Michelle recognized a pattern. She had spent years in market research spotting trends and understanding consumer behavior. Applying that lens, she began to see opportunity, not in chasing passion, but in identifying a structural gap. What if she could help writers publish digitally, bypassing some of the barriers of traditional publishing?

In 2009, she began by doing the most basic version of the work: formatting manuscripts, adding generic covers, and distributing them through early e-book platforms long before Amazon Kindle became dominant. She learned by doing, using Twitter to follow technical conversations and teaching herself what she needed along the way.

Over time, her instincts sharpened. She moved from publishing “anything” to curating work she genuinely liked. Editing, cover design, and typesetting followed. What began as a scrappy digital experiment slowly evolved into a full-fledged publishing house.

The growth was anything but instant. Michelle worked part-time for years, often putting in hours late at night after her children were asleep. It took three to five years to replace her former corporate salary. But financial ambition was never the sole driver. Supported by her husband’s income, she had the freedom to let the business grow at a human pace.

Timing played a role. When Kindle adoption surged, Michelle already had a catalog ready. Later, she leaned into social-media-driven poetry, publishing voices that resonated deeply with young readers exploring identity, trauma, love, and belonging. What some dismissed as a trend paid the bills and helped define her niche.

What Is She Doing Today?

Today, Michelle is the founder of Central Avenue Publishing, a traditional independent publisher with global reach. While she works largely solo, she is supported by freelance editors, designers, and a part-time assistant. Her books are distributed by Simon & Schuster. The company publishes poetry, upmarket fiction, and select commercial genres, with a particular commitment to amplifying marginalized and emerging voices.

Importantly, Michelle has resisted the pressure to scale endlessly. Influenced by the book Company of One, she made a conscious decision to define “enough,” both financially and personally, and stop chasing growth for its own sake. Her husband retired at 49. Their life is intentionally modest by North American standards, yet rich by their own definition.

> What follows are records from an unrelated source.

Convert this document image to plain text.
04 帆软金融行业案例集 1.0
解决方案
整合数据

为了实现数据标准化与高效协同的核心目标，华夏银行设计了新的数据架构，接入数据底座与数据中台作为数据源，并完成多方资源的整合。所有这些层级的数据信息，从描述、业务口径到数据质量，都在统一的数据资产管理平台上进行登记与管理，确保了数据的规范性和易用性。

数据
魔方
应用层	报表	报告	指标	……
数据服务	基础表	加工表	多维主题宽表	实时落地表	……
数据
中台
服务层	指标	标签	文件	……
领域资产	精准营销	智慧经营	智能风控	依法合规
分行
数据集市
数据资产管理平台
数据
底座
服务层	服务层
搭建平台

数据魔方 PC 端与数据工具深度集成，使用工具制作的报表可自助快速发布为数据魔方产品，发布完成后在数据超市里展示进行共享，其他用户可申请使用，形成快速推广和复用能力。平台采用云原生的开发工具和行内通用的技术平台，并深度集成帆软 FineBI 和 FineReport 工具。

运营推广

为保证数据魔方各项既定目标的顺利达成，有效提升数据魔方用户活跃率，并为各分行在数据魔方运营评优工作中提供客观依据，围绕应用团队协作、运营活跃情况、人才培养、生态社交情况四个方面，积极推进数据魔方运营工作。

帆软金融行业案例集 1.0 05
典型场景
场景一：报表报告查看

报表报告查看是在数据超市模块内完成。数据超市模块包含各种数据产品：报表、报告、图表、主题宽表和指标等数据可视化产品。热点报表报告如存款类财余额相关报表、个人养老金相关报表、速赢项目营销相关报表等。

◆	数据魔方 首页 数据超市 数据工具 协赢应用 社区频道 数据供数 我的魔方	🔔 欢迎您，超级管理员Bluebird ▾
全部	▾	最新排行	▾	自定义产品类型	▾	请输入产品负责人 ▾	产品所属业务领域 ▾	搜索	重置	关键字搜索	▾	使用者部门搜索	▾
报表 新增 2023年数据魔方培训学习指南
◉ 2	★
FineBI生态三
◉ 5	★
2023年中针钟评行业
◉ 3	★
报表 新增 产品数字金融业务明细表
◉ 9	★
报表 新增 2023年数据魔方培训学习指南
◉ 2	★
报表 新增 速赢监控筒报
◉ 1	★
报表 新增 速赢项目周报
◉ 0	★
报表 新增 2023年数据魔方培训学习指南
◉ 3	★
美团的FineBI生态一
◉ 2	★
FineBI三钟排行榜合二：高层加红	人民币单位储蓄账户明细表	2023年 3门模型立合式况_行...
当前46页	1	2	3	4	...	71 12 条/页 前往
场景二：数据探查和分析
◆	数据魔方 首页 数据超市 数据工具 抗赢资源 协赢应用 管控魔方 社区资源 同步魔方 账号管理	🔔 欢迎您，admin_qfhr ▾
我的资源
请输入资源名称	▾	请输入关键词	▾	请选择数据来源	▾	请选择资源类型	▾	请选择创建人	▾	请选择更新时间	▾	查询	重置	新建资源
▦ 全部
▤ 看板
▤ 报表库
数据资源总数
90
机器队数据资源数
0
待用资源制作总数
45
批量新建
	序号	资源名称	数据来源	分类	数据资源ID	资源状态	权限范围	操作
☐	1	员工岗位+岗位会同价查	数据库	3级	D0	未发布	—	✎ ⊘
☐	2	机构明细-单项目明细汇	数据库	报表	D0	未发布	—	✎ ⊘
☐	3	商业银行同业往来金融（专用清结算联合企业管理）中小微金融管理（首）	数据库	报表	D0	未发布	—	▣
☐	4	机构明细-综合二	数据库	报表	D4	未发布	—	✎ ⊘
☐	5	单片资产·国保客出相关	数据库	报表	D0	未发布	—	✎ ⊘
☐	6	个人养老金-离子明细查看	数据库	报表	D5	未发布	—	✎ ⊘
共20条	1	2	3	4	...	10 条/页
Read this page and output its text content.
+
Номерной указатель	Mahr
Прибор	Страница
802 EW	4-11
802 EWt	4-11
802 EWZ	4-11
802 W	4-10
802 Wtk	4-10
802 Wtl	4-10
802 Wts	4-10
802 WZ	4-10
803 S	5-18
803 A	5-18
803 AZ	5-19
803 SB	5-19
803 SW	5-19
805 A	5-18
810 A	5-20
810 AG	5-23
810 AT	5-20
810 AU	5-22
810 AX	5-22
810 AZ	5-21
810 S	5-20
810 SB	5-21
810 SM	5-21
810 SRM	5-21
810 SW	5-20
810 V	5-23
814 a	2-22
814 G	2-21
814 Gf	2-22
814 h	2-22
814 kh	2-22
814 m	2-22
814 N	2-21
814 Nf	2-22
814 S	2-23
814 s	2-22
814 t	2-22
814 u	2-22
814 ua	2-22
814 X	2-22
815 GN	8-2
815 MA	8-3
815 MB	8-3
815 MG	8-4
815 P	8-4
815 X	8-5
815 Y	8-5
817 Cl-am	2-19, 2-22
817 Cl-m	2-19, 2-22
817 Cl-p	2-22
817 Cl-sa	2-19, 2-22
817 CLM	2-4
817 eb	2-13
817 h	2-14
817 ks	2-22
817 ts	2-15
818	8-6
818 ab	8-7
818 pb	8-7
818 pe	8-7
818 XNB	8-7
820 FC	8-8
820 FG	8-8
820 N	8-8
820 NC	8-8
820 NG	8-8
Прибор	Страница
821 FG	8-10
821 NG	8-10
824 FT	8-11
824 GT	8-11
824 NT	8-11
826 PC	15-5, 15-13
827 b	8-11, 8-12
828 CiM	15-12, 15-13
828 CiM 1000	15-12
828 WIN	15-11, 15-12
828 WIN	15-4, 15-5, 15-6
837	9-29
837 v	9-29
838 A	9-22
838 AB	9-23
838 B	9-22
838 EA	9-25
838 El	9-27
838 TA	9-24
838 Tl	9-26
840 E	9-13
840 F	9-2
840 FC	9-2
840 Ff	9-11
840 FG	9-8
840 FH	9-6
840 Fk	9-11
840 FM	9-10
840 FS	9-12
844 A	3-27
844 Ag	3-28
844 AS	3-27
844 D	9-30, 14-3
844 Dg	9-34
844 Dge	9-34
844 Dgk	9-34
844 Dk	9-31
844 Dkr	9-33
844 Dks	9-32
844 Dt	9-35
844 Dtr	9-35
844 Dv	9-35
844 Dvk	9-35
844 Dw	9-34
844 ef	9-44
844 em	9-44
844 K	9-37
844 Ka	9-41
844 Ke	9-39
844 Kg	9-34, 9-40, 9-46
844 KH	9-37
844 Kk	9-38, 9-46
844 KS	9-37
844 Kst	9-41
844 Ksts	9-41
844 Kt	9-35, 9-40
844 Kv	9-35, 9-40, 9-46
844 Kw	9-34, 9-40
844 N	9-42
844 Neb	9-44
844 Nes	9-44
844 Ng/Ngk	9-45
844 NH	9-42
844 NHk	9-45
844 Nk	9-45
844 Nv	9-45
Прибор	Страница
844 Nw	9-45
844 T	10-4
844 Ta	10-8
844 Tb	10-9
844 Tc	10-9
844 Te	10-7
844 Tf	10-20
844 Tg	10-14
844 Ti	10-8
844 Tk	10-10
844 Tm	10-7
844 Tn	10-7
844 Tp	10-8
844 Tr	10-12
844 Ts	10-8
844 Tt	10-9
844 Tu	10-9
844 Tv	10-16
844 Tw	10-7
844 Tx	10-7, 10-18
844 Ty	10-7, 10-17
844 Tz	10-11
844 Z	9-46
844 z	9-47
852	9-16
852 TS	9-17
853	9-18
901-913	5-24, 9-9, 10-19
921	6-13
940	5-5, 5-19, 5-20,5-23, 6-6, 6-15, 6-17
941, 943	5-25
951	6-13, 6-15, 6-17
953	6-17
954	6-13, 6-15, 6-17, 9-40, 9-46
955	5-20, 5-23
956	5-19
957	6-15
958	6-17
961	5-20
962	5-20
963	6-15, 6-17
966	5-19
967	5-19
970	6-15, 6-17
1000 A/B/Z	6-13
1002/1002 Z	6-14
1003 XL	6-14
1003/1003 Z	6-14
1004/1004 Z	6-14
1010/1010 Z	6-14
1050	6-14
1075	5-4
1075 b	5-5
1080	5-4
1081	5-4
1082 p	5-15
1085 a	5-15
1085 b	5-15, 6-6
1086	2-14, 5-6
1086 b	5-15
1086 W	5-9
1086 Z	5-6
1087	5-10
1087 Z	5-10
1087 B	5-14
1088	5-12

For Michelle, success now looks like autonomy, spaciousness, meaningful work, and time with the people she loves. The business serves her life, not the other way around.

Her Advice to Others

Michelle is cautious about giving advice, acutely aware of the privileges that shaped her path. Still, several principles emerge from her story.

First, comparison is corrosive. Measuring your life against others’ milestones of income, possessions, and status, is a reliable path to dissatisfaction. Second, many of our relentless pursuits are driven by unexamined fears: scarcity, insecurity, or a belief that we are not enough as we are.

She challenges the popular mantra “do what you love” as incomplete and often harmful. Turning passions into professions can drain joy from the very things we cherish. Instead, she suggests reframing the question: What kind of work enables the life you want to live?

Entrepreneurship, she notes, is not for everyone. It requires tolerance for volatility and uncertainty. But for those inclined toward it, the key is not passion. It’s attentiveness. Pay attention to signals. Look for real opportunities. Quiet the noise long enough to hear what’s emerging.

Above all, Michelle encourages people to question their definition of success. When you stop needing more, you may discover that you already have enough.